Of course, someone might offer the rejoinder that the eighth commandment does not come to us in a vacuum at all, but in a context of quite extensive discussion of property rights and duties in Exodus through Deuteronomy. But to point this out is simply to confirm my contention that an appeal to “Thou shalt not steal” helps very little in trying to vindicate private property rights in the modern, post-Enlightenment sense. For the various laws surrounding property in the Pentateuch do not really enshrine a private property system, so much as one in which the various families of Israel each hold a plot of land from Yahweh as perpetual tenants. As such, they have a great many constraints on their property “rights”; for instance, the right of alienability, absolutely fundamental to our conception of property rights, is very attenuated. The system thus functions somewhat like a collective property system, and also has many elements of a common property system, such as of course gleaning laws, tithes, etc.
(Note: this way of conceiving things offers a helpful and very elucidating corrective to the way I was trying to sort through Pentateuchal property law in my work at the beginning of this year. Before, I was assuming all along that we were dealing with a private property system, and then trying to make sense of exactly how the various constraints might operate, and how they could in fact be legal constraints. Jeremy Waldron’s book, however (plus a little help from The Hebrew Republic) has provided the necessary conceptual clarification–there is no pure unitary concept of private property to which all systems must conform, and so there is no need to try to conceive the Israelite system in those terms from the start.)
Moreover, it is worth remarking, as Patrick Miller is keen to point out in his article on the Ten Commandments in the book Having: An Account of Property and Possession in Religious and Social Life, that most of the specifications of the eighth commandment in the Torah, and hence it would seem the eighth commandment itself, are aimed more to protect the “have-nots” (that is to say, the relatively impoverished) against the “haves”, than to protect the haves against the have-nots. Whatever our protestations to the contrary, modern defences of private property generally have the tenor of a protection of the haves against the have-nots.

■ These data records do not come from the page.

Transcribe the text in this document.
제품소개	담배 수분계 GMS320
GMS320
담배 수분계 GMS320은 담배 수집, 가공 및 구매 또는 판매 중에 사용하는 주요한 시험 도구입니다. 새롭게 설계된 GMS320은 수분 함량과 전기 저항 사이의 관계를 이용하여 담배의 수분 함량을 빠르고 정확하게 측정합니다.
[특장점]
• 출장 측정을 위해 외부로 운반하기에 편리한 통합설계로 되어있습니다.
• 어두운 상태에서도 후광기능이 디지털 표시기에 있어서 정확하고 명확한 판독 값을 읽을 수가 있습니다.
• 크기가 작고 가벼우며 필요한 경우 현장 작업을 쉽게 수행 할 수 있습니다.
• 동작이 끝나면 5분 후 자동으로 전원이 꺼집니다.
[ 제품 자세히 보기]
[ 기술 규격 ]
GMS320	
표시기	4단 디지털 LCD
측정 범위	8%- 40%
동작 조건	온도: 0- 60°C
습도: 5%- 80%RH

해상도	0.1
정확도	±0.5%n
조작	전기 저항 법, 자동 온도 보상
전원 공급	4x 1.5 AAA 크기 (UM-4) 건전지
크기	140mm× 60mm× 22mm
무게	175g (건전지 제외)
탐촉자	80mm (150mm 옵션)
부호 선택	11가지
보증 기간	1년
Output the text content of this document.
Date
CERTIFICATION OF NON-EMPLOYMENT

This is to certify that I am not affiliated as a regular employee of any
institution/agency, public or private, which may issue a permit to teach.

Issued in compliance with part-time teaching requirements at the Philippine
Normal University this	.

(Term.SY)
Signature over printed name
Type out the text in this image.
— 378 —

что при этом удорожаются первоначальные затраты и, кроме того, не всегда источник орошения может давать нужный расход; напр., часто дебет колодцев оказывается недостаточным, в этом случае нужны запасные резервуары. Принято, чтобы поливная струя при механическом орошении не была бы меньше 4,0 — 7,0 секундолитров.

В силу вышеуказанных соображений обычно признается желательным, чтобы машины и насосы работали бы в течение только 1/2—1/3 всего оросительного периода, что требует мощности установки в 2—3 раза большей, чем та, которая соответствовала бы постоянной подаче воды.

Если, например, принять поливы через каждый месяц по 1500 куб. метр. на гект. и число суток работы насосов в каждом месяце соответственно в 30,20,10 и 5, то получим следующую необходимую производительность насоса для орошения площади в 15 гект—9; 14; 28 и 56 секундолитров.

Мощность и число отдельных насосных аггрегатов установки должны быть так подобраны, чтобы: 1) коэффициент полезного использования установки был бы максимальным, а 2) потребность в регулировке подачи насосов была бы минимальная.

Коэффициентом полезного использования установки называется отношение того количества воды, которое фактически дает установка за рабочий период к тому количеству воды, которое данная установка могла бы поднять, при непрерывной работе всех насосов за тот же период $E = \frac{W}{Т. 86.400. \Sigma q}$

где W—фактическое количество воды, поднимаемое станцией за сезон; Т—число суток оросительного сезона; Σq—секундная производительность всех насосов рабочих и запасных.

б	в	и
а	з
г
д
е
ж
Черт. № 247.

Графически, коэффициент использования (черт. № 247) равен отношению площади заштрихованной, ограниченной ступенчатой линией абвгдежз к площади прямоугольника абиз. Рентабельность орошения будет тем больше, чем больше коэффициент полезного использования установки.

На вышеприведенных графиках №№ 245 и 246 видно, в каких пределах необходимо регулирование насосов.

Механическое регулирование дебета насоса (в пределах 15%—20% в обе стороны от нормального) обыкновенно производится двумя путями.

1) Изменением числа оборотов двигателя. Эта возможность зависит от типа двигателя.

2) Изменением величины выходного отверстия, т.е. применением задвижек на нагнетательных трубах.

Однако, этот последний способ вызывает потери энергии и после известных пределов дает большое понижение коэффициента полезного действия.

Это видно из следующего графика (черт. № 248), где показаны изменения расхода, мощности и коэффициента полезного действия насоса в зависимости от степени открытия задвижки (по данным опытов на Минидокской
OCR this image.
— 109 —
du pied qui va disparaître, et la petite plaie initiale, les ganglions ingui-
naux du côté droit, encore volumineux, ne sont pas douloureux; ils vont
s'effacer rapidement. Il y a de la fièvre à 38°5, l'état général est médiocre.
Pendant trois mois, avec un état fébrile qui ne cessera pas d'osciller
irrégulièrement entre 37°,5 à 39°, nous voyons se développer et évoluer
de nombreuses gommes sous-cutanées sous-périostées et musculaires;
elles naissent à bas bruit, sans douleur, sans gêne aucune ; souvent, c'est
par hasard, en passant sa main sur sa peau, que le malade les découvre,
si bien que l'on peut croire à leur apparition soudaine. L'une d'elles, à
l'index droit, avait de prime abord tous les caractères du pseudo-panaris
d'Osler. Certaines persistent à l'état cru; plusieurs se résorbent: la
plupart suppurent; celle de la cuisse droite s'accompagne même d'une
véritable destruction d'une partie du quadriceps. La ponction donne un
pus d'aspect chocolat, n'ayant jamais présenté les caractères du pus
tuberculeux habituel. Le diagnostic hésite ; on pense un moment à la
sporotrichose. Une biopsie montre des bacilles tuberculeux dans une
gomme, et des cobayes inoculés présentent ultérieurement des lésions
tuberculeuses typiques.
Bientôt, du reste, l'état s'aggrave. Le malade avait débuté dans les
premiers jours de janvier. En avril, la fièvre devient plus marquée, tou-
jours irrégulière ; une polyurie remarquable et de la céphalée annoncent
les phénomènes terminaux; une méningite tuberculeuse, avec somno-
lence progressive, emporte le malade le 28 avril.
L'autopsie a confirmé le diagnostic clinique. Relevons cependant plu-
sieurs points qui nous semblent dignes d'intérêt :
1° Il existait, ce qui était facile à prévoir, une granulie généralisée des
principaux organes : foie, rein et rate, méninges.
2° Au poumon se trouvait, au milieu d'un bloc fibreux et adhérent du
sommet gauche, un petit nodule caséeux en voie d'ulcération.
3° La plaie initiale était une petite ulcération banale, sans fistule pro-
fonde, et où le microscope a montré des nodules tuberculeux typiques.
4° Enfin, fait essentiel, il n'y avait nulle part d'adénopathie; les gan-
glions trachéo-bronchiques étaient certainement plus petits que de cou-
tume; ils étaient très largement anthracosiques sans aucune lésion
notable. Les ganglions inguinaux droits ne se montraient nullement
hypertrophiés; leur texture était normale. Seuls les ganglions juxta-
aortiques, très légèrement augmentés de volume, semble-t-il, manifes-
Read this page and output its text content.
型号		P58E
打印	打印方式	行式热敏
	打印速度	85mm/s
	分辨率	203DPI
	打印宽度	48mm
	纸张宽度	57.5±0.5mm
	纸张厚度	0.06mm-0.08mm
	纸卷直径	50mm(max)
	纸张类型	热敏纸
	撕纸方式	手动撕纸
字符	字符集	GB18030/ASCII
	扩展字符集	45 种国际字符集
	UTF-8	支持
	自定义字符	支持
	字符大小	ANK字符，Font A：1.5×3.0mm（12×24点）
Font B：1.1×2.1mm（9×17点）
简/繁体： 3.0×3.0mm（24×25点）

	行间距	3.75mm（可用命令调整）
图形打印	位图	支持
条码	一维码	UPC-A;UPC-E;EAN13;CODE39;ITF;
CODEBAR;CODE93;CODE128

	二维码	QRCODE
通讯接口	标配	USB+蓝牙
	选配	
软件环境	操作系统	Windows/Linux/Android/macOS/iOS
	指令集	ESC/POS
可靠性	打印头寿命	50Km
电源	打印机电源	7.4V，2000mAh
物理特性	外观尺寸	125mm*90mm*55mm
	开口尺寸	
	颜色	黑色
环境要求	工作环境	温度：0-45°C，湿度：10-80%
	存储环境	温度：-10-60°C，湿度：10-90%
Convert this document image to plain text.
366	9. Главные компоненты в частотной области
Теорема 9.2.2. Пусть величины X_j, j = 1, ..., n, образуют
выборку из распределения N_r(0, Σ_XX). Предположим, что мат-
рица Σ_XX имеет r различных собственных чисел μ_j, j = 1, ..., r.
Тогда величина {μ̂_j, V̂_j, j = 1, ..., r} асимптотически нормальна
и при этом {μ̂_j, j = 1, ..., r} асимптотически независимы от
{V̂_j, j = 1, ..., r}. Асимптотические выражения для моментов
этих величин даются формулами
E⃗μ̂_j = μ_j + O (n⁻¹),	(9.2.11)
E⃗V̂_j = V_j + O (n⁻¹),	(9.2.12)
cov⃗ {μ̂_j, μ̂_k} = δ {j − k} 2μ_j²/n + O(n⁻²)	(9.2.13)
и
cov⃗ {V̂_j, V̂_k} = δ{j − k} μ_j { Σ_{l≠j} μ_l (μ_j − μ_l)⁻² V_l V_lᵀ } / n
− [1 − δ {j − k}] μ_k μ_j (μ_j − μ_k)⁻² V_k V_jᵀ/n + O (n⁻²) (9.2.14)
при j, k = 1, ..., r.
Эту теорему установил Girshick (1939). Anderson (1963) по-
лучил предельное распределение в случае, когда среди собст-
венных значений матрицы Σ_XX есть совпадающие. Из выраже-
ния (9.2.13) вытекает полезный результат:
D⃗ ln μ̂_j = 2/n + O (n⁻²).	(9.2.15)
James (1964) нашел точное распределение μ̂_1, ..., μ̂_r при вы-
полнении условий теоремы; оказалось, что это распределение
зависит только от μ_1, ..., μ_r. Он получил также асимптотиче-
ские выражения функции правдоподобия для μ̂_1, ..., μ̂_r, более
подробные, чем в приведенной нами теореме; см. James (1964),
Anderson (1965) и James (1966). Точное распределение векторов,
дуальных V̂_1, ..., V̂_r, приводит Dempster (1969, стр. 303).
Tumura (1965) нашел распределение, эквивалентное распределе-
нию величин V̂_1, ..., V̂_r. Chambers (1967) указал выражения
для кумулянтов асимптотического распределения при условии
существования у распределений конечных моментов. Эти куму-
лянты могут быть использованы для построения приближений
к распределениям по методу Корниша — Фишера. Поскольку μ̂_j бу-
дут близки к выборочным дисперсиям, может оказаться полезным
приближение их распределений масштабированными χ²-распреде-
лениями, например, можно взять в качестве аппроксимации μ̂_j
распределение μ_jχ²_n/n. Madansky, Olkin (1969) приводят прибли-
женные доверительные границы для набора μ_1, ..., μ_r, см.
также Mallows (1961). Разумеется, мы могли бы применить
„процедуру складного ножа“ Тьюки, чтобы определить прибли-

On balance, then, the appeal to “Thou shalt not steal,” the cornerstone of the standard Christian response to challenges to PP, goes very little way toward answering the needs of a theory of private property. It does not tell us why there should be private property, whence a private property system derives, how one justly becomes a private property owner and under what circumstances one’s ownership rights must be abridged, etc. Indeed, it does not even establish a private property system per se, and in the context of the Torah, it seems intended to undergird a mixed system of property ownership that corresponds only partially to what we would intend by “private property.”